Chemviron Italia si trova a pochi passi dal paese e sta trasformando in un incubo la vita dei residenti a causa dei fumi dei trattamenti rilasciati fino a poco tempo fa da due camini. Ora è in funzione un solo camino, 24 ore su 24, perché il secondo è stato bloccato a seguito di un intervento dei carabinieri del Nucleo operativo ecologico di Treviso, attivati dalle denunce provenienti dai residenti, che lamentavano fumi e rumori. I militari del Noe avevano chiesto nuovi accertamenti ad Arpav, l’agenzia regionale per l’ambiente, e avevano segnalato la mancanza di controlli periodici di biomonitoraggio per le sostanze Pfas sui lavoratori. L’azienda aveva replicato che le emissioni erano nella norma e che i dipendenti non sono esposti a rischi per la loro salute. Ma a fine dicembre, dopo aver ricevuto i dati Arpav, il sindaco Graziano Lorenzetti ha inibito l’utilizzo di una linea di lavorazione che portava i fumi al camino E3, praticamente quella che si occupa della rigenerazione dei carboni esausti contaminati da Pfas. Lo stabilimento, che fu visitato anche dal rappresentante delle Nazioni Unite che un anno e mezzo fa si occupò dei Pfas in Veneto, è il terminale di una distruzione imperfetta o impossibile dei Pfas.
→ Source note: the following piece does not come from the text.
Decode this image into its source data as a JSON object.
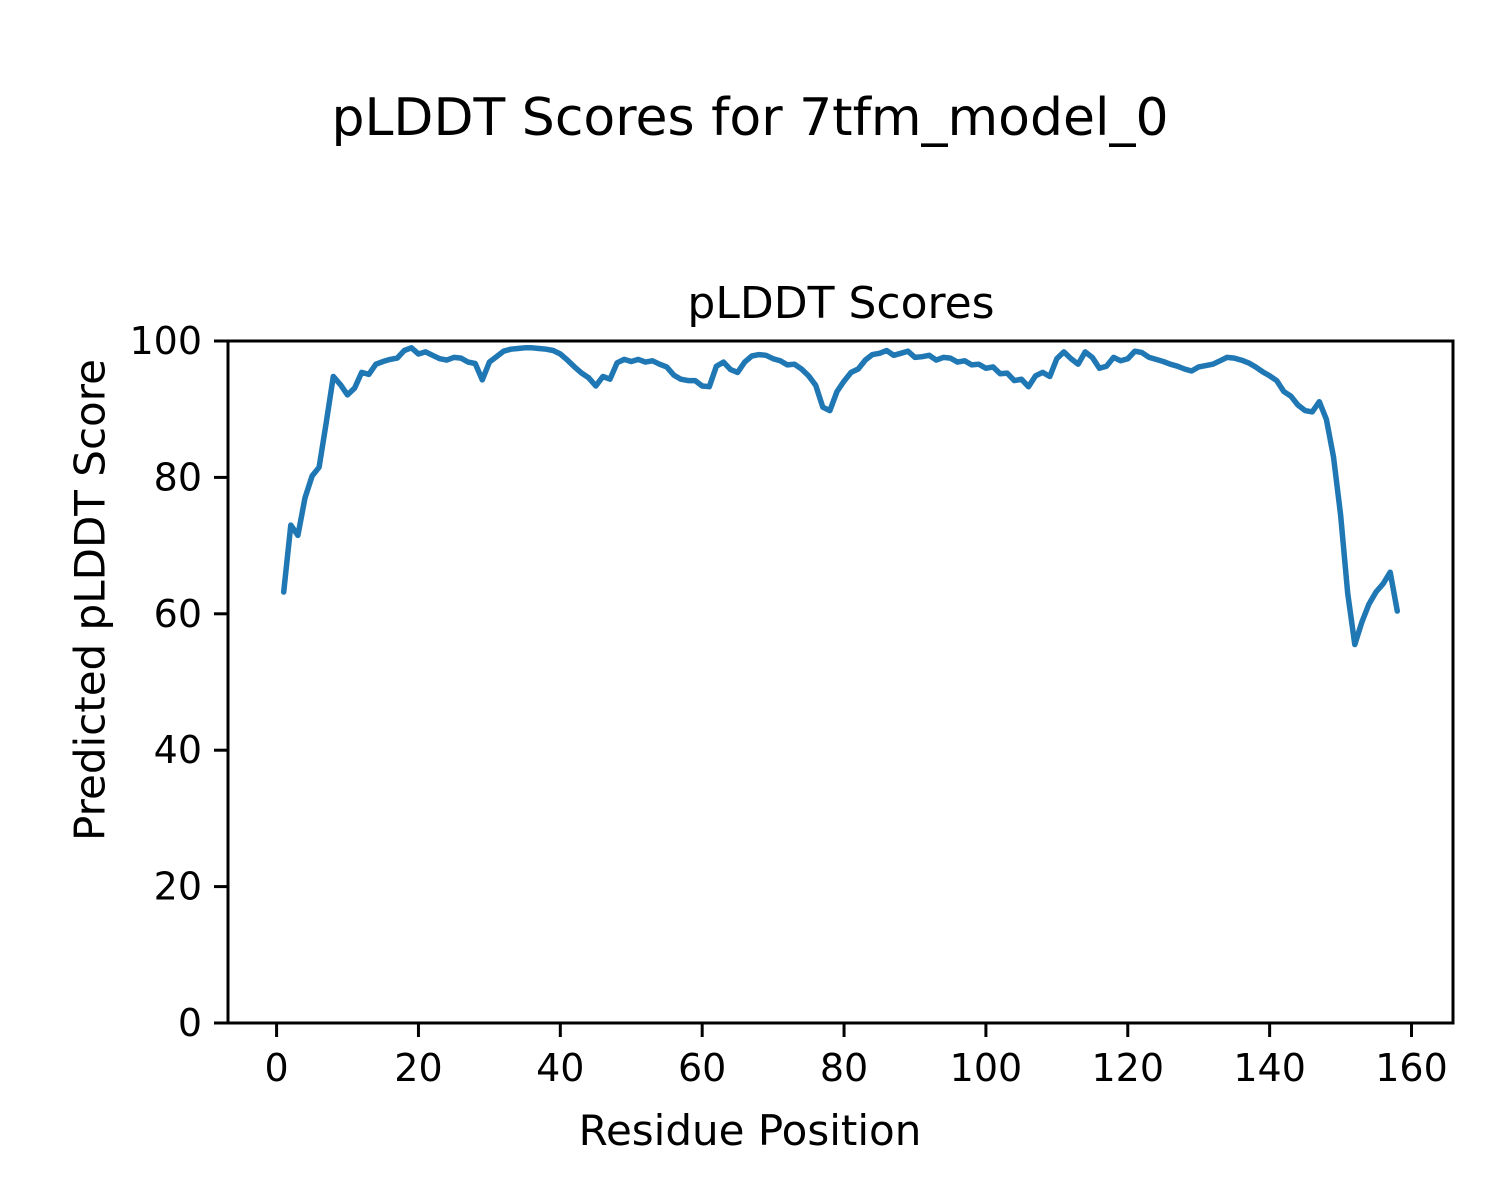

Aprendo la conferenza di Legnago, Alberto Peruffo, di PfasLand, ha ricordato come la Miteni sia in fase di smantellamento, ma la bonifica non sia stata ancora fatta e ha posto l’interrogativo cruciale di come sia possibile eliminare i terribili Pfas dall’ambiente, per evitare che vengano assorbite dall’organismo umano, da cui non vengono più espulse. Sara Valsecchi, del CNR e dell’Istituto di ricerca sulle Acque, ha descritto un circolo vizioso, visto che gli impianti di trattamento finiscono per scaricare i residui nelle acque, i Pfas contenuti nelle sostanze conferite in discarica non spariscono e gli inceneritori rimettono le scorie in atmosfera, attraverso i fumi. Vitalia Murgia, dell’Associazione Medici per l’Ambiente (Isde) ha analizzato le tecniche adottate per arrivare a una conclusione: le tecnologie di “non combustione” (meccanico-chimiche, ossidazione elettrochimica…) non costituiscono una soluzione efficace, mentre quelle basate sul calore (pirolisi e gassificazione) hanno una efficienza di rimozione che può andare dall’83 al 99,9 per cento. Eppure anche queste ultime tecniche lasciano pesanti interrogativi non rassicurando sulla possibile trasformazione dei Pfas stessi o sul permanere nelle emissioni atmosferiche. “Anche l’incenerimento inquina, perché riduce la massa dei fanghi e produce energia termica, ma la cenere residua deve comunque essere smaltita e diventa un rifiuto tossico. Se la combustione è incompleta c’è il rischio di odori ed emissioni di ossidi di azoto, tetrafluorometano e frazioni di Pfas”.

Stefano Polesello è uno dei ricercatori Cnr-Isra che dieci anni fa scoprirono che dai rubinetti di Lonigo (a 30 chilometri da Trissino) usciva acqua inquinata dai Pfas. Anche lui ha spiegato che utilizzando i sistemi di assorbimento e filtrazione (carboni attivi, resine, membrane, osmosi inversa…) si finisce solo per spostare i Pfas. “E dopo? Finora il sistema usato è quello di riportare i solidi in una discarica e lì si deve ricominciare il ciclo, oppure si riportano i liquidi in un depuratore e anche lì si ricomincia la procedura. La distruzione completa, invece, si ottiene quando la molecola di Pfas viene mineralizzata, con la rottura dei legami chimici, con formazione di acqua, diossido di carbonio e acido fluoridrico”. Come ottenerla? “Con un sistema di termodistruzione a temperature alte dai 700 ai 1000 gradi. In tre fasi: si fa evaporare la sostanza o il liquido, poi si decompongono le molecole riducendole in molecole più piccole, infine si ottiene la mineralizzazione”. Non è finita. La distruzione termica ideale, in un impianto, dovrebbe avere due fasi, condotte in due celle distinte: “Il gas va mantenuto in condizioni di 700 gradi in un forno per la volatilizzazione completa dei Pfas. L’ulteriore gas di scarico va introdotto in un post-combustore ad alte temperature costanti a circa 1.000 gradi”. Ma anche le emissioni finali dei camini riservano problemi e vanno controllate, per evitare che diffondano in tutta la zona circostante “particolato fine carbonioso” o sottoprodotti di combustione. E c’è pure il rischio che le ciminiere si trasformino in giganteschi aerosol che diffondono i vapori dei Pfas.